Türkçüler iki kısımdır:
Türkçülerin ileri gelenlerini, reislerini, önderlerini, ulularını ikiye bölünmüş olarak görünüyor. Bir takımı “Halis Türkçü“, diğer takımı ise “Türkçü – İslamcı” dır. Halis Türkçüler, büsbütün yeni bir “mefkure” (müşterek gaye demek olacak) ortaya koymak; eski ananeler ile münasebet bağını keserek, yeni ananeler vücuda getirmek, “yeni bir iman” ile “yeni bir kavim” ve “yeni bir millet“i kalıba dökmek hevesindedirler. Bunların sohbet ve yazılarında, en samimi ve en makul olarak söyledikleri sözler, aşağı yukarı şöyle hülasa edilebilir.
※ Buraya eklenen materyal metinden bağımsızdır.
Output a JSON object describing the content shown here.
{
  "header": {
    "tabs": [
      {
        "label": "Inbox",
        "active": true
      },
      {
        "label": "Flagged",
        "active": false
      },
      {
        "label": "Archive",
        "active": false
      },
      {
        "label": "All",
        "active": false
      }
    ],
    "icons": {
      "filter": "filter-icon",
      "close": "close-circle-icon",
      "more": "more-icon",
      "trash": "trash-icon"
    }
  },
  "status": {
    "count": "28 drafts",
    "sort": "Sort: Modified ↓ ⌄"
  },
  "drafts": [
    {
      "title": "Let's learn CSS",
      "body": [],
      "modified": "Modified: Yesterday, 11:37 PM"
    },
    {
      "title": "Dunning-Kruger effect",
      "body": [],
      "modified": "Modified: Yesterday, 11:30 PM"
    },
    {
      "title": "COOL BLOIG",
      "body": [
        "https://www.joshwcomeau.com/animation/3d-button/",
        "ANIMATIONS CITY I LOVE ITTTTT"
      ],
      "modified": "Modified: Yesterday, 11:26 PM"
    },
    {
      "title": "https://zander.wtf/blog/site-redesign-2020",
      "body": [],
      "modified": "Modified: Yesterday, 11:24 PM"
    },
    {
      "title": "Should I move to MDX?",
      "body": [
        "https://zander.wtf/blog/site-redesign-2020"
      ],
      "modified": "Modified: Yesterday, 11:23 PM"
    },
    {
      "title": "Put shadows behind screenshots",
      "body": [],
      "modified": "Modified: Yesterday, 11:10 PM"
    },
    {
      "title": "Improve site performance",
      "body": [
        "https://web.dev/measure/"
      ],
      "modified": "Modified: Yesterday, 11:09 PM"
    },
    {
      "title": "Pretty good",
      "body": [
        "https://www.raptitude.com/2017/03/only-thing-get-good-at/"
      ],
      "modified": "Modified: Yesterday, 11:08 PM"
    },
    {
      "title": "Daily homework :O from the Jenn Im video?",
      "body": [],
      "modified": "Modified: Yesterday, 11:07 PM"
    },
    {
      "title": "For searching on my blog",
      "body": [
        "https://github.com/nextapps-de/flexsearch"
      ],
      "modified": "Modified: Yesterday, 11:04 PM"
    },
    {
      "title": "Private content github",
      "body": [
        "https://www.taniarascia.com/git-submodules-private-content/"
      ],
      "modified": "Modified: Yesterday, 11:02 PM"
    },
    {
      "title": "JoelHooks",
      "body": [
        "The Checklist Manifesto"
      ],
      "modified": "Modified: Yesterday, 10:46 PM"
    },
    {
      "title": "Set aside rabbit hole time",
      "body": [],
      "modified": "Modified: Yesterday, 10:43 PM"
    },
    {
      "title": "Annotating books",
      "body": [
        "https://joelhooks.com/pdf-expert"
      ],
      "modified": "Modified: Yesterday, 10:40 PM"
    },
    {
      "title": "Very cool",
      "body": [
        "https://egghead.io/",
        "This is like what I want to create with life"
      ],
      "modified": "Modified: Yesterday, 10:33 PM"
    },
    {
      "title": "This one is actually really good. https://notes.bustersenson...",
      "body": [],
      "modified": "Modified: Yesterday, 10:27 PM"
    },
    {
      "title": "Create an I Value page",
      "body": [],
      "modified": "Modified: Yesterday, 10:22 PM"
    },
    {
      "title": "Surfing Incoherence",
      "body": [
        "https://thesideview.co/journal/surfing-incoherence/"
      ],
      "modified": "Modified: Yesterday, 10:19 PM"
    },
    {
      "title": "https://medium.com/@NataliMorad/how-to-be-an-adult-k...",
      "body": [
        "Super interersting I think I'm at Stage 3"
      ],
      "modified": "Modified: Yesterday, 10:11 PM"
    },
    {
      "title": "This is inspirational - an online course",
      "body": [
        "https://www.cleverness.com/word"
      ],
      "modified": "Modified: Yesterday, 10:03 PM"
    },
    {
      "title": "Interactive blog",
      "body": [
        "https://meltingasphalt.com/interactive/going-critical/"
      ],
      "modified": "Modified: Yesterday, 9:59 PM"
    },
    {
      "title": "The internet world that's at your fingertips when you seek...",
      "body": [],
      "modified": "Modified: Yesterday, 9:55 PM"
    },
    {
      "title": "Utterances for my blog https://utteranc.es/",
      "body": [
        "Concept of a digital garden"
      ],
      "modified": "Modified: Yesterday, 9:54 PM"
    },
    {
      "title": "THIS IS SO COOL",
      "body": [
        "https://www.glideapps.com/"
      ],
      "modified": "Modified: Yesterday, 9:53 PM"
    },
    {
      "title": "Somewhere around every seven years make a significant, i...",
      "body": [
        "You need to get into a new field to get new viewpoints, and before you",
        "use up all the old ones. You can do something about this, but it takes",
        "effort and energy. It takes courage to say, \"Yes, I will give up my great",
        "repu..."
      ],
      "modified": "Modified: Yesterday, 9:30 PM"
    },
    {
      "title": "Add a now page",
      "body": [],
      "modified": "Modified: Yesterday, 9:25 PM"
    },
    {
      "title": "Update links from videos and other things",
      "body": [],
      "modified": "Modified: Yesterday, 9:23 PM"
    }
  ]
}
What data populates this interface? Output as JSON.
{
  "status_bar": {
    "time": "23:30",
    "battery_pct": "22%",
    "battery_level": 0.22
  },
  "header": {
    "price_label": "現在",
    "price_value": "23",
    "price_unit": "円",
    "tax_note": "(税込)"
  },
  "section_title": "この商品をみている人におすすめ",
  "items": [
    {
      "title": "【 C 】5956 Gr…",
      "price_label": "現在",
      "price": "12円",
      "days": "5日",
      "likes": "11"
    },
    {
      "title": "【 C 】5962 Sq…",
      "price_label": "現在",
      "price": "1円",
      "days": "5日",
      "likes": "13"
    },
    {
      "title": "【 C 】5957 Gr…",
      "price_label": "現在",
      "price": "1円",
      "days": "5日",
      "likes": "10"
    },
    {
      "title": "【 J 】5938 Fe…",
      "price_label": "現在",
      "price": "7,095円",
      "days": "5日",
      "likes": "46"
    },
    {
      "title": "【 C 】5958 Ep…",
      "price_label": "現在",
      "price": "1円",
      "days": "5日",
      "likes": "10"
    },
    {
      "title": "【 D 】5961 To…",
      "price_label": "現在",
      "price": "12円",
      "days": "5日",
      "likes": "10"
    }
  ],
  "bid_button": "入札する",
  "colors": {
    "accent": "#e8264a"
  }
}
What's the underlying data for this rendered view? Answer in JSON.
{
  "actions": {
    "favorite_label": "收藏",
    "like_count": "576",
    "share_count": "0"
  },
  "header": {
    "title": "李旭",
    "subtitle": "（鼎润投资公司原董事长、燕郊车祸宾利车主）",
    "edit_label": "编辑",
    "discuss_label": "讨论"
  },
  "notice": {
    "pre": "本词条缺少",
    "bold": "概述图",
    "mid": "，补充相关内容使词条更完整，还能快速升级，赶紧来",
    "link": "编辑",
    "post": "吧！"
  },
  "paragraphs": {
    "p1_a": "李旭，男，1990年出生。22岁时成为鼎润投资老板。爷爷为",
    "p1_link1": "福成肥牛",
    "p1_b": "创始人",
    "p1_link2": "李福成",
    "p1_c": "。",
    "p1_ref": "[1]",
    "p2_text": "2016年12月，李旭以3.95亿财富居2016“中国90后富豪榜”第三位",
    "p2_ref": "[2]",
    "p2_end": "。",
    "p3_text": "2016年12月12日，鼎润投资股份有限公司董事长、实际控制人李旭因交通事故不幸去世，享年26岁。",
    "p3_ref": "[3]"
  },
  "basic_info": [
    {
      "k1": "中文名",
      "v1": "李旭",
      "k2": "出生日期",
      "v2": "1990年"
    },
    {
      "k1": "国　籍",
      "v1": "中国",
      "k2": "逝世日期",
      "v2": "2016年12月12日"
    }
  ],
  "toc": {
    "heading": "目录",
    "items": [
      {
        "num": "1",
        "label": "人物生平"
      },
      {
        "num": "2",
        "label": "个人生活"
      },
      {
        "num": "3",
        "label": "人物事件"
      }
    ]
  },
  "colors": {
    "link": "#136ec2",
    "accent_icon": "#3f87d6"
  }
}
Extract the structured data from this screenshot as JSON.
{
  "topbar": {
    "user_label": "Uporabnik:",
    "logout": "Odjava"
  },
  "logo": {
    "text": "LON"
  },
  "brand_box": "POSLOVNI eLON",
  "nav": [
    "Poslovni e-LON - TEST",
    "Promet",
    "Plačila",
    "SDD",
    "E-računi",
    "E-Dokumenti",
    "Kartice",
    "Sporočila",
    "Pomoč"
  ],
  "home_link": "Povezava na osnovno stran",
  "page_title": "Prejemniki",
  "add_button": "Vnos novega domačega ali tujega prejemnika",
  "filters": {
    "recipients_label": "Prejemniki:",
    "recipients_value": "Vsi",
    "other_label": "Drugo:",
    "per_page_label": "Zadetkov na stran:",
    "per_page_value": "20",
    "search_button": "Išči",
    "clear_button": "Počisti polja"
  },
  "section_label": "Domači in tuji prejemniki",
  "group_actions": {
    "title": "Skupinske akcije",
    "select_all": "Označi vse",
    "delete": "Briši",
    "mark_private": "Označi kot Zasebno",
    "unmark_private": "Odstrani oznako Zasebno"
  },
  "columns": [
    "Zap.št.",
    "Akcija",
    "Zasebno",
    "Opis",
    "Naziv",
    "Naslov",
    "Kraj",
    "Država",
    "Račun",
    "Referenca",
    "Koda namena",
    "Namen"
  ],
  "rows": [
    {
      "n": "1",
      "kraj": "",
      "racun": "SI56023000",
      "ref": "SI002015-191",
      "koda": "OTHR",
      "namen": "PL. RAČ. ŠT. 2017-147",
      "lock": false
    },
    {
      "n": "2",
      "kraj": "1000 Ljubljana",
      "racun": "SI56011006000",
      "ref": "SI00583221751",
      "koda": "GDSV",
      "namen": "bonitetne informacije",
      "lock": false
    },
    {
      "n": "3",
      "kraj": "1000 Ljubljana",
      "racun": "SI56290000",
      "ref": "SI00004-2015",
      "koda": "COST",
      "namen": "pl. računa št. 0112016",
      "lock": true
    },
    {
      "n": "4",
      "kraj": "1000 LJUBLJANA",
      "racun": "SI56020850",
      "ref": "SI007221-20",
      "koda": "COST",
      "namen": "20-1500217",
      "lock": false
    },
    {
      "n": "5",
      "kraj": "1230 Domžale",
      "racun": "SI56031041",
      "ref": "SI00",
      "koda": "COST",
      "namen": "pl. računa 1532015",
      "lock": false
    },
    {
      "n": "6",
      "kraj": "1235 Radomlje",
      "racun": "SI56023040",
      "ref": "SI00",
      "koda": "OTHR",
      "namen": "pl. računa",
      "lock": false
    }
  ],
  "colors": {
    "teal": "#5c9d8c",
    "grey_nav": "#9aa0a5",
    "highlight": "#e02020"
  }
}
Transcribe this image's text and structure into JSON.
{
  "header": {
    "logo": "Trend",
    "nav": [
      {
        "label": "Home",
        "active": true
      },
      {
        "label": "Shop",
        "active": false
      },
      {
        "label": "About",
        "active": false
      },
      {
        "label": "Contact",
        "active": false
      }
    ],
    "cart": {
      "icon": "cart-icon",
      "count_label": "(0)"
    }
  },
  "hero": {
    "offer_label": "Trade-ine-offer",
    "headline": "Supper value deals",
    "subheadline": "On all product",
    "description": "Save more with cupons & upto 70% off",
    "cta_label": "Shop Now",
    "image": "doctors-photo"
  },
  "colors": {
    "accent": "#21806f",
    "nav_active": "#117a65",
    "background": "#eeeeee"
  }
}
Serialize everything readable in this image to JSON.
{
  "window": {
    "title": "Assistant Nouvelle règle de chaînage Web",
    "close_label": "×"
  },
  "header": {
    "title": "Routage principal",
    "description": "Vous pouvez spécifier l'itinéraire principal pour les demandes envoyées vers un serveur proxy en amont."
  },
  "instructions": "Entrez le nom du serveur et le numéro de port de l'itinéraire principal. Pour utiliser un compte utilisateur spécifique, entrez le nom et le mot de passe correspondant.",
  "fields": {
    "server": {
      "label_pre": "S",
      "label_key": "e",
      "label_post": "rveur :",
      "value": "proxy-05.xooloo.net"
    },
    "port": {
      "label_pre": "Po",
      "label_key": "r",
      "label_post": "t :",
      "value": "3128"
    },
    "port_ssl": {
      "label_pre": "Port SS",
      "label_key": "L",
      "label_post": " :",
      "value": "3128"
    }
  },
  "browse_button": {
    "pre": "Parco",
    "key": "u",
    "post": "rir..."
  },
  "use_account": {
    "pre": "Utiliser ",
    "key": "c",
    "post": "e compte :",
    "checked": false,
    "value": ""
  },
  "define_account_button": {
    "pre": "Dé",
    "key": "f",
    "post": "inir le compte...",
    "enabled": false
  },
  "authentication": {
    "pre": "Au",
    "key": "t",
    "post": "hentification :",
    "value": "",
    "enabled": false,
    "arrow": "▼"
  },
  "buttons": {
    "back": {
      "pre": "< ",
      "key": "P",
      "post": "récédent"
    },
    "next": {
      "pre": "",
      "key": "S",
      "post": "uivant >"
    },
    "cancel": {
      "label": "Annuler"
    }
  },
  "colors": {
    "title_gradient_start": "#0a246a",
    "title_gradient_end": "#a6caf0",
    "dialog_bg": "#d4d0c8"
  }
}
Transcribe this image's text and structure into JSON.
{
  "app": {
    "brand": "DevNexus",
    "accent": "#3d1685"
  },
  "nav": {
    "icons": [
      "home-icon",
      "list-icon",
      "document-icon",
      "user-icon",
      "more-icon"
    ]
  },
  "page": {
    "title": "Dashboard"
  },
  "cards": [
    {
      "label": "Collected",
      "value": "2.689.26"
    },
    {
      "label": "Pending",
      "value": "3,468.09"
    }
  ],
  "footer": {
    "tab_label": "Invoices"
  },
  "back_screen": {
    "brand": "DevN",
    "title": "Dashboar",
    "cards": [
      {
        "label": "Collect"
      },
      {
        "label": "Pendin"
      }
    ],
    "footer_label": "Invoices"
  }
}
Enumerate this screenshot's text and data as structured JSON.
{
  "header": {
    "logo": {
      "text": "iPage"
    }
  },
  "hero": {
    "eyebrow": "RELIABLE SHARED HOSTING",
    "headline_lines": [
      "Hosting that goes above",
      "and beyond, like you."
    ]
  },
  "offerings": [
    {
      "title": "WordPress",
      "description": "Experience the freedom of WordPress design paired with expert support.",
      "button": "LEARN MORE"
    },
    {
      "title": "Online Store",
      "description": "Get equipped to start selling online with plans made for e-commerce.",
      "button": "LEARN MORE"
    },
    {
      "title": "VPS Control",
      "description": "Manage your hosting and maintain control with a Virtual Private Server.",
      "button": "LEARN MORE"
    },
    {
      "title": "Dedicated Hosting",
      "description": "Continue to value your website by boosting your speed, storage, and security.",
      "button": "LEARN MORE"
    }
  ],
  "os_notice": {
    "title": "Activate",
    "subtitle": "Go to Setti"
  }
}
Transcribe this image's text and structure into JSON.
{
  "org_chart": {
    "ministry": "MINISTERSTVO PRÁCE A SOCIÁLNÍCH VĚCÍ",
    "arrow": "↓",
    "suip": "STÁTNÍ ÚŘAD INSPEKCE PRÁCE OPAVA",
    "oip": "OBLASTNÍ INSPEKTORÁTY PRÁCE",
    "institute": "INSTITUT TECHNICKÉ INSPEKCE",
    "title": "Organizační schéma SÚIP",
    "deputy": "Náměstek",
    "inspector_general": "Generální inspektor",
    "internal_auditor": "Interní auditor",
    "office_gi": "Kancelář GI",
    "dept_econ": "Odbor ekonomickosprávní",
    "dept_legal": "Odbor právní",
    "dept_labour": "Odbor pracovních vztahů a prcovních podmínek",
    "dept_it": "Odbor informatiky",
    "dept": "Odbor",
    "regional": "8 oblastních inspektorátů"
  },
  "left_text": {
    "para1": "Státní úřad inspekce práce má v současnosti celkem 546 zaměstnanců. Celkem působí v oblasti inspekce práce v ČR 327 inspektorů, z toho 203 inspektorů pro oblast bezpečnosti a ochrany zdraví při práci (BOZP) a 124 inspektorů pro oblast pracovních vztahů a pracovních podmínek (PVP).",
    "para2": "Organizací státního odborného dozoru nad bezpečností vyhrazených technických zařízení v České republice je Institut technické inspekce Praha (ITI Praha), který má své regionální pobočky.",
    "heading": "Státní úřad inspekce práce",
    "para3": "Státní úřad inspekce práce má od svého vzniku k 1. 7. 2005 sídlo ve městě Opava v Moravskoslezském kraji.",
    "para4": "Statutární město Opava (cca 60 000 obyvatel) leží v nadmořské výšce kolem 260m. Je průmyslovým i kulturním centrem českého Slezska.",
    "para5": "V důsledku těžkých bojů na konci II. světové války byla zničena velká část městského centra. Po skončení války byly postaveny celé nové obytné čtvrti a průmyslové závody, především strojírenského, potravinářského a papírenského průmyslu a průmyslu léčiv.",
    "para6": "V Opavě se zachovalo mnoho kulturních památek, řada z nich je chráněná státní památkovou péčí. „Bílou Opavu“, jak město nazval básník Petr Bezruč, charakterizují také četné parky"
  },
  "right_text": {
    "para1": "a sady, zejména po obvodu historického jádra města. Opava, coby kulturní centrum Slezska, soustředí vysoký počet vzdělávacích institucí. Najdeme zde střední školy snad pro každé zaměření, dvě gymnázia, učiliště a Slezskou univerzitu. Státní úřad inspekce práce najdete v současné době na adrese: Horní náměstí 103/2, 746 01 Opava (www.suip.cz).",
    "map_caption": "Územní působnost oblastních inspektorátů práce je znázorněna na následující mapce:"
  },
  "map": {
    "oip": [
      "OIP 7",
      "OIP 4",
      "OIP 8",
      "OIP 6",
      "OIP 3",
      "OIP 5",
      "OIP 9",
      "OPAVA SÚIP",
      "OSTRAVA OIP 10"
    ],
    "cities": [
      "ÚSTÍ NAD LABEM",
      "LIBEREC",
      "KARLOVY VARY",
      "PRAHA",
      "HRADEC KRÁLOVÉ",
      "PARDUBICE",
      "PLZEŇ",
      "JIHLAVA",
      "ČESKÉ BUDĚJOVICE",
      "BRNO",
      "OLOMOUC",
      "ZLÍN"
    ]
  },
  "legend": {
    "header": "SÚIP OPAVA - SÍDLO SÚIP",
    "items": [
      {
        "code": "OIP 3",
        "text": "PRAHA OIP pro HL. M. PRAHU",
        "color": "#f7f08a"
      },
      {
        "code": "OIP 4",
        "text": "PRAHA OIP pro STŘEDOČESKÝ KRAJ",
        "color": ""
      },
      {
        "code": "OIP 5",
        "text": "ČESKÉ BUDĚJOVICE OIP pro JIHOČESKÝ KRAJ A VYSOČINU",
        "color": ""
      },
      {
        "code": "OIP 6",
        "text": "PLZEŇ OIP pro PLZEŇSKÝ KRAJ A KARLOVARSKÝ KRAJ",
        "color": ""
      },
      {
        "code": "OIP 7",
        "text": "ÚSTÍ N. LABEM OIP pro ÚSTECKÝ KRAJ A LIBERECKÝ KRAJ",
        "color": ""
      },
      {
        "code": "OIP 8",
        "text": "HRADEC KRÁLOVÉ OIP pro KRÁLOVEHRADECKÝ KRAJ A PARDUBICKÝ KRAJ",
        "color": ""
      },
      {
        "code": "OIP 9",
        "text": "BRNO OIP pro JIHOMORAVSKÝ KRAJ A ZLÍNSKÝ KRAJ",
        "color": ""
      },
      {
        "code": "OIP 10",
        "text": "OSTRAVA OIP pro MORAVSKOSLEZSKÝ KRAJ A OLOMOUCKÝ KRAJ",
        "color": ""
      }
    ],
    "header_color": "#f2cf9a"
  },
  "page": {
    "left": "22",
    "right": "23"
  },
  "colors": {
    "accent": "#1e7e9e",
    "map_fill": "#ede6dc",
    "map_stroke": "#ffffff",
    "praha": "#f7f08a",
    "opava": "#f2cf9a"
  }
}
Halis Türkçüler’in fikirleri:
“Bizi kavmiyet gayesine sevkeden şey, Türkler‘in dışta ve içte maruz kaldığı tehlikelerdir. Şimdiye kadar bu devletin devamını temin etmek için can ve mal vergisini en mebzul olarak ödeyen Türkler‘dir. Bunca dağdağalar, bunca aileler neticesinde, Türk unsuru zayıf düşmüştür. Maarifi, ticareti, sanatı ve hatta ziraatı mahvolmuştur. Bu fedakarlığa karşı ise aynı vatanda yaşayan müslim ve gayrimüslim kavimlerden, daima cefaya ve gönül kırıcı muamelelere maruz bırakılmıştır.” Artık kendini toplayıp, biraz da kendine bakması, fedakarlıklarını, diğer kavimlere karşı biraz kısarak, kendine hasretmesi zaruridir. Buna ise yeni bir mefkure, Türklük esasına dayanan yeni bir mefkure lazımdır. Her şeyden evvel buna ihtiyaç var.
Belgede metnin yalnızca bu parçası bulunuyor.